Eh bien, jusqu'à maintenant, le PCF n'a pas trahi son engagement sur ce point. Depuis maintenant seize mois, l'essentiel de la politique gouvernementale a consisté à imposer aux travailleurs une baisse de leur niveau de vie de façon à maintenir, malgré la crise, les profits des possédants. Or le PCF a totalement cautionné cette politique.

Bien sûr, les mesures les plus clairement anti-ouvrières ont suscité quelques protestations de la part des dirigeants du PCF. Mi-novembre 1981, quand a été rétabli le 1 % sur la Sécurité Sociale, les dirigeants du PCF se sont indignés, dans les entreprises, des tracts ont été distribués. En juin, quand a été annoncé le blocage des salaires pour quatre mois, Marchais y est allé de son « coup de gueule » pour dire que le PCF était « contre ». Mais dans le même discours, il annonçait que « bien sûr », il voterait la confiance au gouvernement ; or ce même vote de confiance, justement, donnait le feu vert au gouvernement pour instituer le blocage des salaires et des prix.

Et si aujourd'hui, les dirigeants du PCF - moins fermement peut-être que ceux de la CGT mais clairement - dénoncent comme une « injustice », une « erreur », voire une « faute », la baisse du pouvoir d'achat des travailleurs, cela ne remet à aucun moment en cause leur solidarité gouvernementale.

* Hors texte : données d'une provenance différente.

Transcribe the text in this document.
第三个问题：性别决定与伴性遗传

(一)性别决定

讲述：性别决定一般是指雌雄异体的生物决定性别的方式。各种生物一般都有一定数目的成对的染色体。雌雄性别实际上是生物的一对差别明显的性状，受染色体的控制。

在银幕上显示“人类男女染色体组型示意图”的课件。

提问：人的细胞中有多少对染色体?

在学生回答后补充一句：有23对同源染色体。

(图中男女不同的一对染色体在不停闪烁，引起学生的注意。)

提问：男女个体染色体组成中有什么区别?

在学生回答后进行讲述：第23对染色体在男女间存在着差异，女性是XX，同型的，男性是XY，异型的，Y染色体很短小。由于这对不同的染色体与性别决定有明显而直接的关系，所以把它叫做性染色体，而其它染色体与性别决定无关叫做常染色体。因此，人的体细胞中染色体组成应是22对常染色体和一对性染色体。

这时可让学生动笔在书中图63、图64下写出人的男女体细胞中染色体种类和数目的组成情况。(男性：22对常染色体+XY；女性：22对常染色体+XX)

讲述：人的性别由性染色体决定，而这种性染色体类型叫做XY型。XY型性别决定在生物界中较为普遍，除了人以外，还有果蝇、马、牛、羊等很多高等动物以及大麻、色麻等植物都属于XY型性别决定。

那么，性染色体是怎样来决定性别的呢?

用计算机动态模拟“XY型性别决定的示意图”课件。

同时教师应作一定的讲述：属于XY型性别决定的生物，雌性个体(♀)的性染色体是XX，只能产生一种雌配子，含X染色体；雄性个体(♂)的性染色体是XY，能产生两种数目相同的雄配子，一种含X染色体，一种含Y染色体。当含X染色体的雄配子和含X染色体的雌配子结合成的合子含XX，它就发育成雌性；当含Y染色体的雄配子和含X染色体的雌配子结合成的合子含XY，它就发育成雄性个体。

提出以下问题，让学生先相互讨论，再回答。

Les ministres communistes qui devaient être selon l'Humanité du 8 mai 1981, « la garantie des mesures anti-capitalistes sérieuse et vigoureuse » , sans lesquelles on ne trouverait pas les moyens de satisfaire les travailleurs, sont devenus les dociles exécutants de la politique d'austérité, même s'ils préfèrent que leur rôle ne soit pas souligné à ce propos, bien sûr ! Ainsi, Jack Ralite a protesté quand Bérégovoy a affirmé qu'il a donné son accord aux mesures concernant la Sécurité Sociale, mais il ne dément pas qu'il se sente lié par la solidarité gouvernementale. Ces ministres ont même parfois eu le triste honneur d'en être les pionniers.

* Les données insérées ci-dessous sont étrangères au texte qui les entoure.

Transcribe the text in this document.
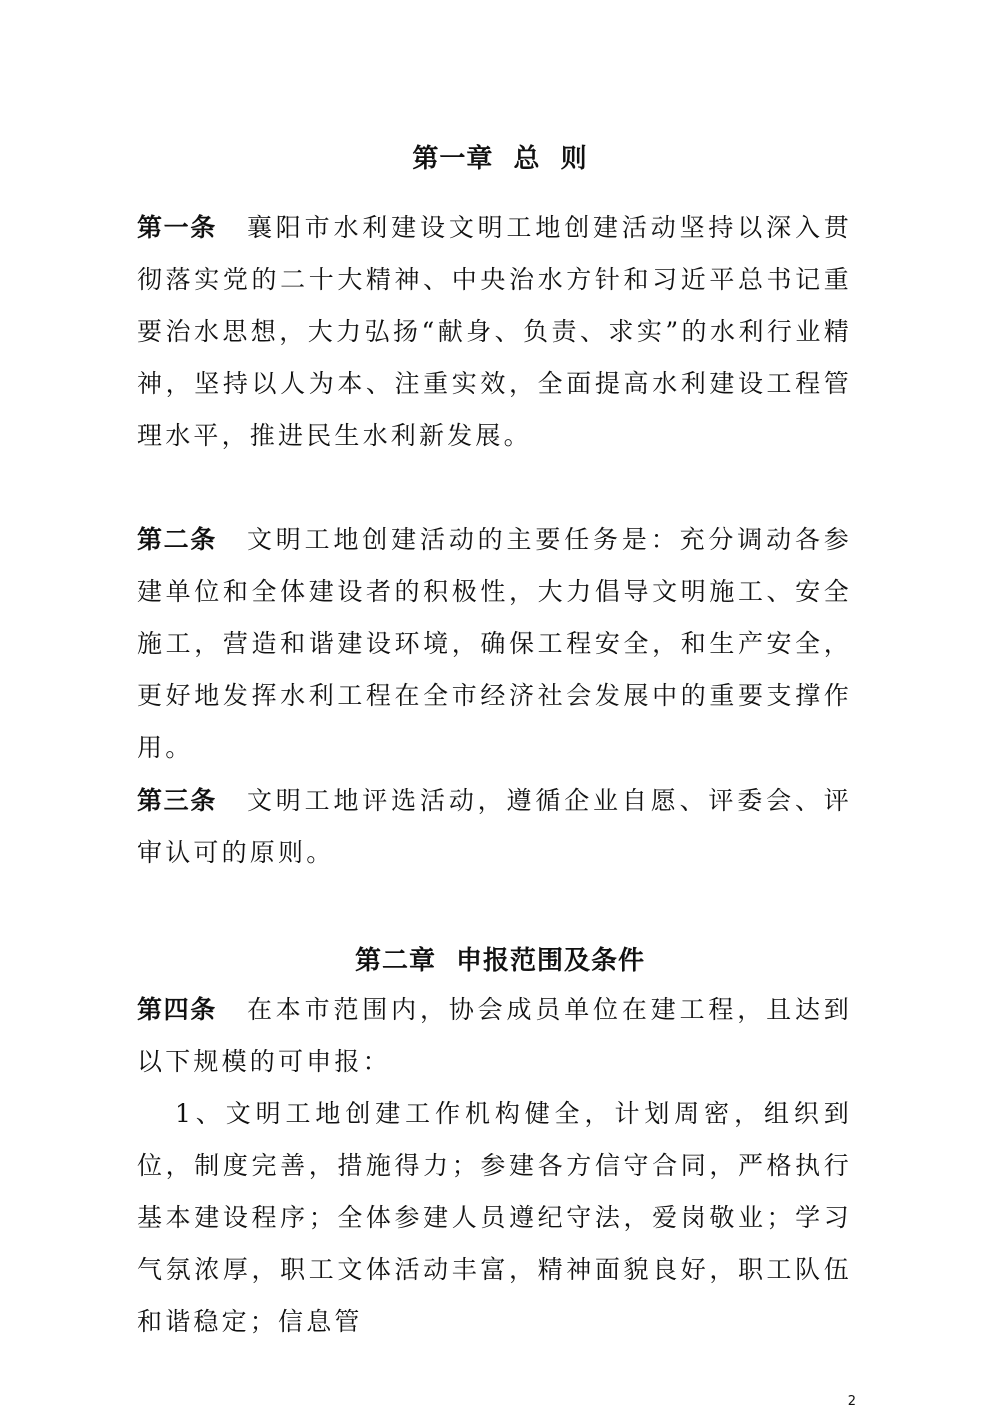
第一章  总  则
第一条 襄阳市水利建设文明工地创建活动坚持以深入贯彻落实党的二十大精神、中央治水方针和习近平总书记重要治水思想，大力弘扬“献身、负责、求实”的水利行业精神，坚持以人为本、注重实效，全面提高水利建设工程管理水平，推进民生水利新发展。
第二条 文明工地创建活动的主要任务是：充分调动各参建单位和全体建设者的积极性，大力倡导文明施工、安全施工，营造和谐建设环境，确保工程安全，和生产安全，更好地发挥水利工程在全市经济社会发展中的重要支撑作用。
第三条 文明工地评选活动，遵循企业自愿、评委会、评审认可的原则。
第二章  申报范围及条件
第四条 在本市范围内，协会成员单位在建工程，且达到以下规模的可申报：
1、文明工地创建工作机构健全，计划周密，组织到位，制度完善，措施得力；参建各方信守合同，严格执行基本建设程序；全体参建人员遵纪守法，爱岗敬业；学习气氛浓厚，职工文体活动丰富，精神面貌良好，职工队伍和谐稳定；信息管
2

C'est ainsi qu'Anicet Le Pors, ministre communiste de la Fonction publique, a été le premier à tenter d'imposer aux travailleurs le principe selon lequel une limite maximum indépendante de l'augmentation des prix pouvait être imposée aux augmentations de salaires : c'était en mars 1982, lors des négociations salariales dans la Fonction Publique. Devant la réaction des syndicats et le mécontentement des travailleurs, Anicet Le Pors avait remballé son projet mais son expérience ratée n'en était pas moins une triste première. Et en septembre, c'est encore à Anicet Le Pors qu'il est revenu le mérite de donner l'exemple en fixant à 3 % - échelle recommandée par Mauroy - la hausse de salaire pour la sortie du blocage, entérinant le manque à gagner des quatre mois précédents.

Et si les dirigeants du PCF - comme ceux de la CGT d'ailleurs - déclarent qu'il faut que le pouvoir d'achat soit maintenu fin 82 et non fin 83 comme le dit le gouvernement, ce parti ne fait rien de précis. Peut-être les syndicats vont-ils organiser quelques actions dans les semaines qui viennent, actions auxquelles le PCF se dit favorable, mais celui-ci ne propose pas aux travailleurs de se donner les moyens de repousser les attaques contre leur niveau de vie.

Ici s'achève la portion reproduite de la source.